MV VI, 14, 9: constipation. Le Bouddha autorise une décoction à base de cendres de riz brûlé. MV VI, 14, 10: pandu (« paleur morbide »). L'affection désignée sous ce nom a été tantôt identifiée à la jaunisse, tantôt à l'anémie. En fait, le terme a servi à désigner diverses affections aux symptômes voisins, que les médecins indiens de l'Antiquité ne sont pas parvenus à individualiser. On en trouve la mention chez Caraka (CS I, XVIII, 6). Le Bouddha autorise en la matière une décoction d'urine. Ce traitement ne semble pas emprunté aux traités ayurvédiques. MV VI, 14, 11: chavidoşabadha (urticaire). Le Bouddha autorise un onguent à base de soufre à appliquer sur tout le corps. Ce mal est équivalent au sitapidakā des textes ayurvédiques (CS II, I, 27). MV VI, 14, 12 doşabhisanna (déséquilibre ou hyperfluidité d'un dosa). Le Bouddha autorise divers remèdes, dont un purgatif, du bouillon de viande, etc. Ce passage représente un des multiples exemples de la connaissance de la théorie des tri-doșa dont fait preuve le Mahavagga.

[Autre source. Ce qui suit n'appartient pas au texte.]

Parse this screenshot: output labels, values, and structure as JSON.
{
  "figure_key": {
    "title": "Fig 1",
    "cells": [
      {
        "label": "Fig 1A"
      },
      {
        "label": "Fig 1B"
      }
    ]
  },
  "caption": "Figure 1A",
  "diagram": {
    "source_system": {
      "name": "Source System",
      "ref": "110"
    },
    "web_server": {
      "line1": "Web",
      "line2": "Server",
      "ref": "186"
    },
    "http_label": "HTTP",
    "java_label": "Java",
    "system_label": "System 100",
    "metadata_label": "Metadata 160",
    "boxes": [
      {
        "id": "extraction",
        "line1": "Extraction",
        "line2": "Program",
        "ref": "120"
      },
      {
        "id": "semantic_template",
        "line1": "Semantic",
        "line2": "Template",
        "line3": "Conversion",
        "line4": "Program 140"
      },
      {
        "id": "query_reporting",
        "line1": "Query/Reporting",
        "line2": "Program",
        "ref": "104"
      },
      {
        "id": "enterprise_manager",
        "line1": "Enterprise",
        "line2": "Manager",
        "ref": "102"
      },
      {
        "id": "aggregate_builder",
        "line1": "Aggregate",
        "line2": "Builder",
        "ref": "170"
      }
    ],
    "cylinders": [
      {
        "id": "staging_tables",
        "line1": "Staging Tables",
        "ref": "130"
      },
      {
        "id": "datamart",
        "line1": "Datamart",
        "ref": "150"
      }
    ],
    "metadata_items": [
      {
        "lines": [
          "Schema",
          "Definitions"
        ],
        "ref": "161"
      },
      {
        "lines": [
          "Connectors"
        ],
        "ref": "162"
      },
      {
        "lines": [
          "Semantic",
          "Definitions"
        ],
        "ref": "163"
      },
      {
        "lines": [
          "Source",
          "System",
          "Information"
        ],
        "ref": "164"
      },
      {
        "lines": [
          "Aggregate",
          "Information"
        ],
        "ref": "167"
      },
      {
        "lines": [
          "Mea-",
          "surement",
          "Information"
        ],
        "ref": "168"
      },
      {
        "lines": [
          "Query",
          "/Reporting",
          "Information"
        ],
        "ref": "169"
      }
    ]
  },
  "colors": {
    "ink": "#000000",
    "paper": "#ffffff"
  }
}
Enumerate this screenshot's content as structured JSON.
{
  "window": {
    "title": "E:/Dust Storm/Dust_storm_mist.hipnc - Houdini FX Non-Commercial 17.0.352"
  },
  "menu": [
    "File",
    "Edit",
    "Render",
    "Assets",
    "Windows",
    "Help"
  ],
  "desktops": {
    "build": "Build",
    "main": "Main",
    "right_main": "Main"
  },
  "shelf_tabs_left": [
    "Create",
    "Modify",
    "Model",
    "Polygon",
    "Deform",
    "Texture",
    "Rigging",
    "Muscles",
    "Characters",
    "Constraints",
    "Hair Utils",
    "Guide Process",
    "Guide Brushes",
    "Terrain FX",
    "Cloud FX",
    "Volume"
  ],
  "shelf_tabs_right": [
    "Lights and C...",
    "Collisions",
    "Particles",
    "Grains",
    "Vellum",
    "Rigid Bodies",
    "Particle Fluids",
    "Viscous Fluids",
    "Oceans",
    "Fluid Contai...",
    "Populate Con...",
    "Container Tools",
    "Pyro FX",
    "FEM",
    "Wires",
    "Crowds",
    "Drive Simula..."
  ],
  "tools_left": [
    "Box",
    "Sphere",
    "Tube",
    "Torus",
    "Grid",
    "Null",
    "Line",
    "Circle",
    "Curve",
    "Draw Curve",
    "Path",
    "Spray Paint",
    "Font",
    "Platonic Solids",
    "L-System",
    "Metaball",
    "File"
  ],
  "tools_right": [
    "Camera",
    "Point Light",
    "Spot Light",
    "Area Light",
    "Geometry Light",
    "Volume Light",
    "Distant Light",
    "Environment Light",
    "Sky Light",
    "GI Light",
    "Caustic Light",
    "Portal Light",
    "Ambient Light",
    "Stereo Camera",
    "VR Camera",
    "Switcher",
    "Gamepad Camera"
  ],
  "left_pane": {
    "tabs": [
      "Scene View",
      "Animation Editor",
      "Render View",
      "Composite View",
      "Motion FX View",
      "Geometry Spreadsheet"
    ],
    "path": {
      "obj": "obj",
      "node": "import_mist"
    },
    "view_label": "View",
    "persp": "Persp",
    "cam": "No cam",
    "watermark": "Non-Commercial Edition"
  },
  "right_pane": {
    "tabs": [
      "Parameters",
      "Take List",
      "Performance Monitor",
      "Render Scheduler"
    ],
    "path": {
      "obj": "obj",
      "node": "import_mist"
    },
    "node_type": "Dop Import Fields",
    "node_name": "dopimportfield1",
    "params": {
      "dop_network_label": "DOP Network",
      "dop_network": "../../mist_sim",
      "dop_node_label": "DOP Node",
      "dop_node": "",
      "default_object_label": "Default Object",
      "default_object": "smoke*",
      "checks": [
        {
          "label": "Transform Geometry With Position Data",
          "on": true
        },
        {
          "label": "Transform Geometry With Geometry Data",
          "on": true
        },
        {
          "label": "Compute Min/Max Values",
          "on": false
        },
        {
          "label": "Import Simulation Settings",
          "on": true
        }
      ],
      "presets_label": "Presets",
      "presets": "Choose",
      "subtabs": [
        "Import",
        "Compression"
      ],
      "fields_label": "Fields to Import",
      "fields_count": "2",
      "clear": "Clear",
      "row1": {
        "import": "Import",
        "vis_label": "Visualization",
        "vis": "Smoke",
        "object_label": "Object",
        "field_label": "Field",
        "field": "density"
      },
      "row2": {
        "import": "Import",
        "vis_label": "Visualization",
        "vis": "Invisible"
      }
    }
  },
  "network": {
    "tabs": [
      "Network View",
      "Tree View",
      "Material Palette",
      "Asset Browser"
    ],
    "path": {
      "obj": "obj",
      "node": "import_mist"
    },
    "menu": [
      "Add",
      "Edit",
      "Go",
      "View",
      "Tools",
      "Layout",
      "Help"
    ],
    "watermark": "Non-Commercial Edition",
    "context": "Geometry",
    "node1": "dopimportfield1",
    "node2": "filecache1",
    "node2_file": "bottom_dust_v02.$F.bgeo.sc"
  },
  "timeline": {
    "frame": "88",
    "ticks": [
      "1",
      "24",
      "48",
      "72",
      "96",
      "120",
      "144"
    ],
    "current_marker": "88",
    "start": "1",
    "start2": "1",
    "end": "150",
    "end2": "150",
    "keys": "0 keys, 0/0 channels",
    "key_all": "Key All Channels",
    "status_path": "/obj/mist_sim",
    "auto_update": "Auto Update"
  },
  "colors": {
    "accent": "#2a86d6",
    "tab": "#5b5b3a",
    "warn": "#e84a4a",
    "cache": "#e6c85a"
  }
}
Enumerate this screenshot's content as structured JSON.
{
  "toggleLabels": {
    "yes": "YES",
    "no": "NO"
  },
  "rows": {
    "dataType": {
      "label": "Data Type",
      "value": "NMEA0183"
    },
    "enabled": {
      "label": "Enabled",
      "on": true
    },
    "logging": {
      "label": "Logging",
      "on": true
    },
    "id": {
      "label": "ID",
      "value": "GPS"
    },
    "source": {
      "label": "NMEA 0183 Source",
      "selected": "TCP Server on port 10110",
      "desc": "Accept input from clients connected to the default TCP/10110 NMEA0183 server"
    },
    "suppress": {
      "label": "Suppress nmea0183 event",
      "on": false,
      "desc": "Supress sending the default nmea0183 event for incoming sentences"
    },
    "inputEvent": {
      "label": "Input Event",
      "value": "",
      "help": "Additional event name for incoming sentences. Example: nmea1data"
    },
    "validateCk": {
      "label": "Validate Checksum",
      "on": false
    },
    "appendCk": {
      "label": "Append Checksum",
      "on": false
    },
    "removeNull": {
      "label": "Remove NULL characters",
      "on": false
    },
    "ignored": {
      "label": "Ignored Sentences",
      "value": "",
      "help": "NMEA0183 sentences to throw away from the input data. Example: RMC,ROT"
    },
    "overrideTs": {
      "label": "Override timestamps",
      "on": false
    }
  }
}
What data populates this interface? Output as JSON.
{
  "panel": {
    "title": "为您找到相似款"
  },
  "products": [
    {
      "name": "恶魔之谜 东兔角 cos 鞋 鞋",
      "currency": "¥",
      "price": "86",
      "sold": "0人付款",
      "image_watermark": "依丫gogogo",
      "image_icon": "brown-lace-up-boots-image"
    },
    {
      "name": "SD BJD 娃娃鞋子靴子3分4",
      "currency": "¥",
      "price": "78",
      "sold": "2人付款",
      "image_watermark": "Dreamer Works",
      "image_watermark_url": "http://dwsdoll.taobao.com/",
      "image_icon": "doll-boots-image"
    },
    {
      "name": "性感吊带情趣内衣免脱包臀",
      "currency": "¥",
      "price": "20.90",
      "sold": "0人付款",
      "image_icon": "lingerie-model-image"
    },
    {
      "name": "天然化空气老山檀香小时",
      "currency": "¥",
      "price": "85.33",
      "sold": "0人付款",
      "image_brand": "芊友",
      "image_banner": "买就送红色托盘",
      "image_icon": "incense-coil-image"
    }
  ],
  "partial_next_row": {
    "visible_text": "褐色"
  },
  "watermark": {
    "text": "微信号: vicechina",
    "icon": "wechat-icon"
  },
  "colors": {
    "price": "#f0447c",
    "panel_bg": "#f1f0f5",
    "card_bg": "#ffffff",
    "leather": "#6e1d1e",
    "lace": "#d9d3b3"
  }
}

MV VI, 16: udaravatābādha (« vent dans l'abdomen », il s'agit probablement de flatulences). Cette maladie est un type de vatabadha, dont on a vu que le moine Pilindavaccha avait souffert (MV VI, 14, 1). Ici, un autre moine atteint par la maladie du << vent dans l'abdomen » reçoit l'autorisation du Bouddha de consommer un gruau salé en guise de remède. Le Bouddha lui-même aurait souffert de ce trouble (MV VI, 17) et Ananda lui aurait préparé un gruau contenant «< trois (substances) piquantes >> (tekatu, skr. trikatu)-gingembre (sunthi), poivre long (pippali), poivre noir (marica) - que le Bouddha aurait refusé de consommer, pour des raisons éthiques.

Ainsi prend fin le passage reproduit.